The SAR put the matter in the hands of the IRS. In the last six years, the IRS has begun to amass an astonishing record of politically motivated investigations--most recently one targeting Barack Obama’s church.

The IRS, according to the official line, noting that the matter related to a public official, turned it over to the Public Integrity Section (PIN) at the Department of Justice. In theory, PIN exists to avoid an appearance that prosecutions are politically motivated by insuring the application of uniform national standards. Practice at PIN has, however, been difficult to reconcile with theory. PIN has emerged as one of the most highly politicized branches of a highly politicized Justice Department. According to a study done by two university professors, under President Bush PIN has initiated 5.6 cases involving Democrats for every one case involving a Republican. This statistical data strongly suggest that PIN has a habit of aggressively pushing cases on the basis of partisan political criteria.

Considering that the official account shows this was a “routine” examination of bank records, the level of resources allocated to it, including investigators and prosecutors, was lavish. This again suggests a political prosecution. Political direction is rarely overt. It usually takes the form of generous allocation of resources for political targets, and constriction of resources for persons who are politically protected. Clearly, moving the case against Spitzer had become a priority.

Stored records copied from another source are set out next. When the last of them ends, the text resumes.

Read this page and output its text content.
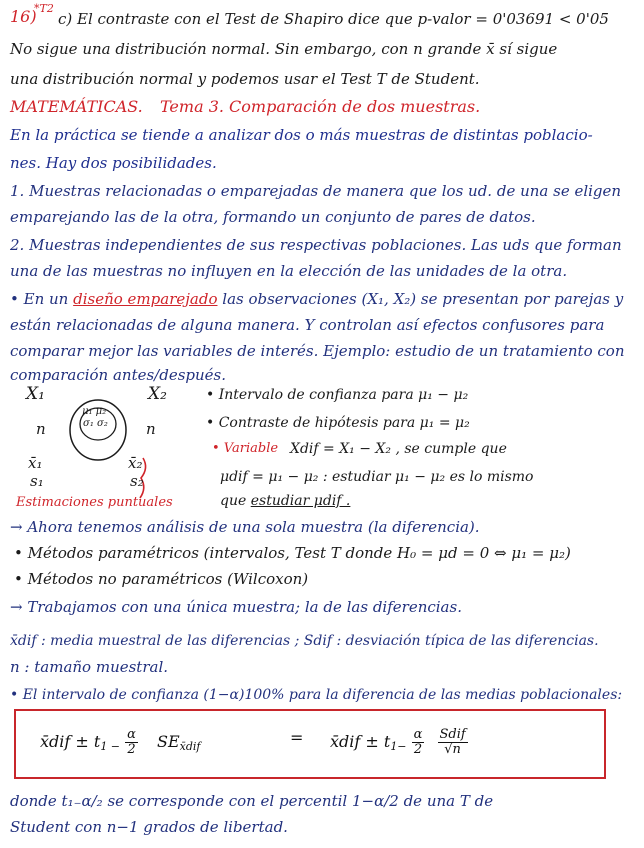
16)
*T2
c) El contraste con el Test de Shapiro dice que p-valor = 0'03691 < 0'05
No sigue una distribución normal. Sin embargo, con n grande x̄ sí sigue
una distribución normal y podemos usar el Test T de Student.
MATEMÁTICAS. Tema 3. Comparación de dos muestras.
En la práctica se tiende a analizar dos o más muestras de distintas poblacio-
nes. Hay dos posibilidades.
1. Muestras relacionadas o emparejadas de manera que los ud. de una se eligen
emparejando las de la otra, formando un conjunto de pares de datos.
2. Muestras independientes de sus respectivas poblaciones. Las uds que forman
una de las muestras no influyen en la elección de las unidades de la otra.
• En un diseño emparejado las observaciones (X₁, X₂) se presentan por parejas y
están relacionadas de alguna manera. Y controlan así efectos confusores para
comparar mejor las variables de interés. Ejemplo: estudio de un tratamiento con
comparación antes/después.
X₁	X₂
n	n
μ₁ μ₂
σ₁ σ₂
x̄₁	x̄₂
s₁	s₂
Estimaciones puntuales
• Intervalo de confianza para μ₁ − μ₂
• Contraste de hipótesis para μ₁ = μ₂
• Variable Xdif = X₁ − X₂ , se cumple que
μdif = μ₁ − μ₂ : estudiar μ₁ − μ₂ es lo mismo
que estudiar μdif .
→ Ahora tenemos análisis de una sola muestra (la diferencia).
• Métodos paramétricos (intervalos, Test T donde H₀ = μd = 0 ⇔ μ₁ = μ₂)
• Métodos no paramétricos (Wilcoxon)
→ Trabajamos con una única muestra; la de las diferencias.
x̄dif : media muestral de las diferencias ; Sdif : desviación típica de las diferencias.
n : tamaño muestral.
• El intervalo de confianza (1−α)100% para la diferencia de las medias poblacionales:
x̄dif ± $t_{1 -} \frac{\alpha}{2} SE_{x̄dif}$	= x̄dif ± $t_{1-} \frac{\alpha}{2}$
$\frac{\text{Sdif}}{√n}$
donde t₁₋α/₂ se corresponde con el percentil 1−α/2 de una T de
Student con n−1 grados de libertad.
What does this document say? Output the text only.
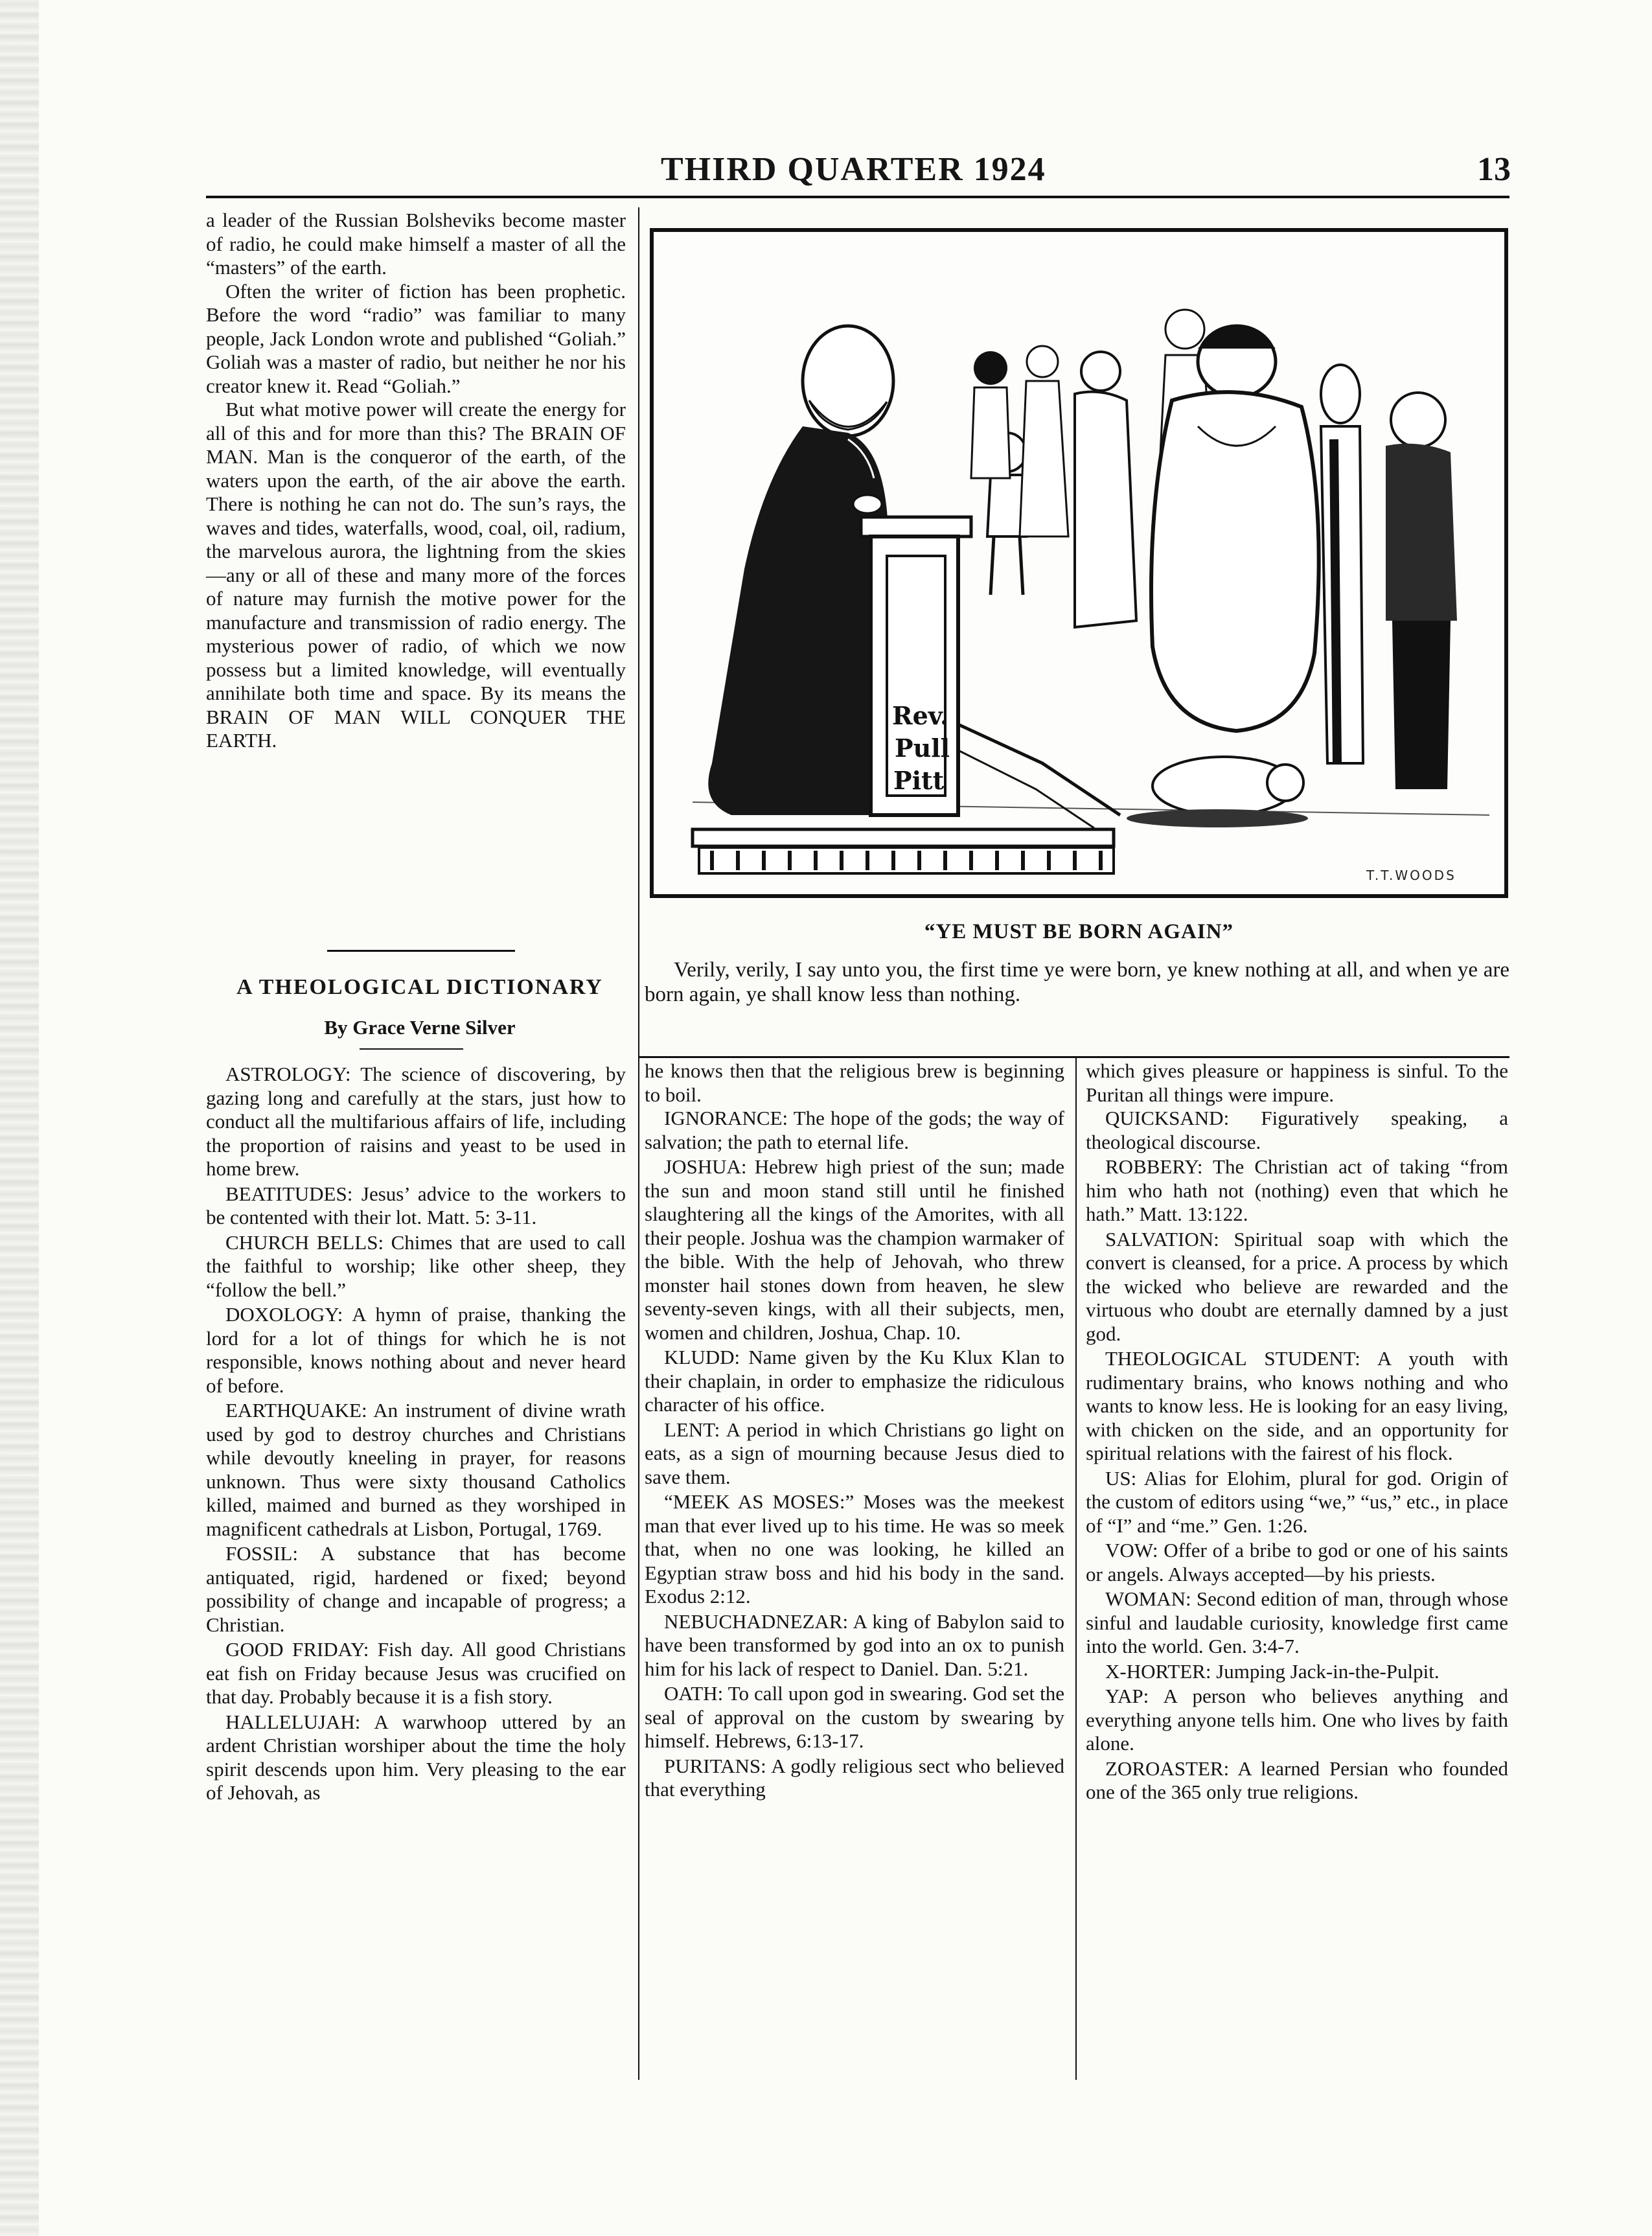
THIRD QUARTER 1924	13

a leader of the Russian Bolsheviks become master of radio, he could make himself a master of all the “masters” of the earth.

Often the writer of fiction has been prophetic. Before the word “radio” was familiar to many people, Jack London wrote and published “Goliah.” Goliah was a master of radio, but neither he nor his creator knew it. Read “Goliah.”

But what motive power will create the energy for all of this and for more than this? The BRAIN OF MAN. Man is the conqueror of the earth, of the waters upon the earth, of the air above the earth. There is nothing he can not do. The sun’s rays, the waves and tides, waterfalls, wood, coal, oil, radium, the marvelous aurora, the lightning from the skies—any or all of these and many more of the forces of nature may furnish the motive power for the manufacture and transmission of radio energy. The mysterious power of radio, of which we now possess but a limited knowledge, will eventually annihilate both time and space. By its means the BRAIN OF MAN WILL CONQUER THE EARTH.

Rev.
Pull
Pitt
T.T.WOODS
“YE MUST BE BORN AGAIN”
Verily, verily, I say unto you, the first time ye were born, ye knew nothing at all, and when ye are born again, ye shall know less than nothing.
A THEOLOGICAL DICTIONARY
By Grace Verne Silver

ASTROLOGY: The science of discovering, by gazing long and carefully at the stars, just how to conduct all the multifarious affairs of life, including the proportion of raisins and yeast to be used in home brew.

BEATITUDES: Jesus’ advice to the workers to be contented with their lot. Matt. 5: 3-11.

CHURCH BELLS: Chimes that are used to call the faithful to worship; like other sheep, they “follow the bell.”

DOXOLOGY: A hymn of praise, thanking the lord for a lot of things for which he is not responsible, knows nothing about and never heard of before.

EARTHQUAKE: An instrument of divine wrath used by god to destroy churches and Christians while devoutly kneeling in prayer, for reasons unknown. Thus were sixty thousand Catholics killed, maimed and burned as they worshiped in magnificent cathedrals at Lisbon, Portugal, 1769.

FOSSIL: A substance that has become antiquated, rigid, hardened or fixed; beyond possibility of change and incapable of progress; a Christian.

GOOD FRIDAY: Fish day. All good Christians eat fish on Friday because Jesus was crucified on that day. Probably because it is a fish story.

HALLELUJAH: A warwhoop uttered by an ardent Christian worshiper about the time the holy spirit descends upon him. Very pleasing to the ear of Jehovah, as

he knows then that the religious brew is beginning to boil.

IGNORANCE: The hope of the gods; the way of salvation; the path to eternal life.

JOSHUA: Hebrew high priest of the sun; made the sun and moon stand still until he finished slaughtering all the kings of the Amorites, with all their people. Joshua was the champion warmaker of the bible. With the help of Jehovah, who threw monster hail stones down from heaven, he slew seventy-seven kings, with all their subjects, men, women and children, Joshua, Chap. 10.

KLUDD: Name given by the Ku Klux Klan to their chaplain, in order to emphasize the ridiculous character of his office.

LENT: A period in which Christians go light on eats, as a sign of mourning because Jesus died to save them.

“MEEK AS MOSES:” Moses was the meekest man that ever lived up to his time. He was so meek that, when no one was looking, he killed an Egyptian straw boss and hid his body in the sand. Exodus 2:12.

NEBUCHADNEZAR: A king of Babylon said to have been transformed by god into an ox to punish him for his lack of respect to Daniel. Dan. 5:21.

OATH: To call upon god in swearing. God set the seal of approval on the custom by swearing by himself. Hebrews, 6:13-17.

PURITANS: A godly religious sect who believed that everything

which gives pleasure or happiness is sinful. To the Puritan all things were impure.

QUICKSAND: Figuratively speaking, a theological discourse.

ROBBERY: The Christian act of taking “from him who hath not (nothing) even that which he hath.” Matt. 13:122.

SALVATION: Spiritual soap with which the convert is cleansed, for a price. A process by which the wicked who believe are rewarded and the virtuous who doubt are eternally damned by a just god.

THEOLOGICAL STUDENT: A youth with rudimentary brains, who knows nothing and who wants to know less. He is looking for an easy living, with chicken on the side, and an opportunity for spiritual relations with the fairest of his flock.

US: Alias for Elohim, plural for god. Origin of the custom of editors using “we,” “us,” etc., in place of “I” and “me.” Gen. 1:26.

VOW: Offer of a bribe to god or one of his saints or angels. Always accepted—by his priests.

WOMAN: Second edition of man, through whose sinful and laudable curiosity, knowledge first came into the world. Gen. 3:4-7.

X-HORTER: Jumping Jack-in-the-Pulpit.

YAP: A person who believes anything and everything anyone tells him. One who lives by faith alone.

ZOROASTER: A learned Persian who founded one of the 365 only true religions.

Two more questions should be asked about the prosecution. The first is whether a selective attitude is taken in prosecution--that is, whether the Justice Department is treating Spitzer in a manner consistent with other (notably Republican) figures caught in a similarly compromised position. The second is how the matter was broken to the press.

On each of these points, the information now available raises unsettling issues about the conduct of the Justice Department. One close parallel involving a prostitution investigation is the case of the “D.C. Madam.” In that case, federal prosecutors have proceeded against the prostitution ring and have shown little interest in the customer list, which is said to include a former high-ranking Bush Administration official (Randall Tobias, director of the U.S. Agency for International Development) and a U.S. Senator (David Vitter, Republican of Louisiana). The prosecutors’ conduct in the “D.C. Madam” case has been remarkably deferential to the public figures involved. That case cannot be squared with the investigation into Governor Spitzer--it points to a double standard.

Politically abusive prosecutions are almost always marked by media-friendly prosecutors. The essence of political prosecution is less to bag the political prey than to make partisan propaganda by marking the target as “corrupt.” And the accounts published in The New York Times, ABC News, and other media outlets reveal investigators and prosecutors eager to get the details out and on to the public record. (On Friday, a Times reporter received a tip that “Client 9” was “a New York official.”) Indeed, there is an extremely revealing penchant for salacious detail in the complaint--insinuations about the sexual proclivities of “Client 9,” for instance. This may have been included gratuitously to humiliate Spitzer and destroy any prospects for his future political career. If there is a legitimate prosecutorial purpose served, I can’t fathom it.

Was the Spitzer investigation politically motivated? It’s still too early to say with any assurance, but the facts offered about the case so far raise more questions than they answer. The Justice Department’s response to inquiries may be “trust us.” But it may discover that the reservoir of public trust has been exhausted.

Scott Horton teaches law at Columbia University and is a legal affairs contributor to Harper’s.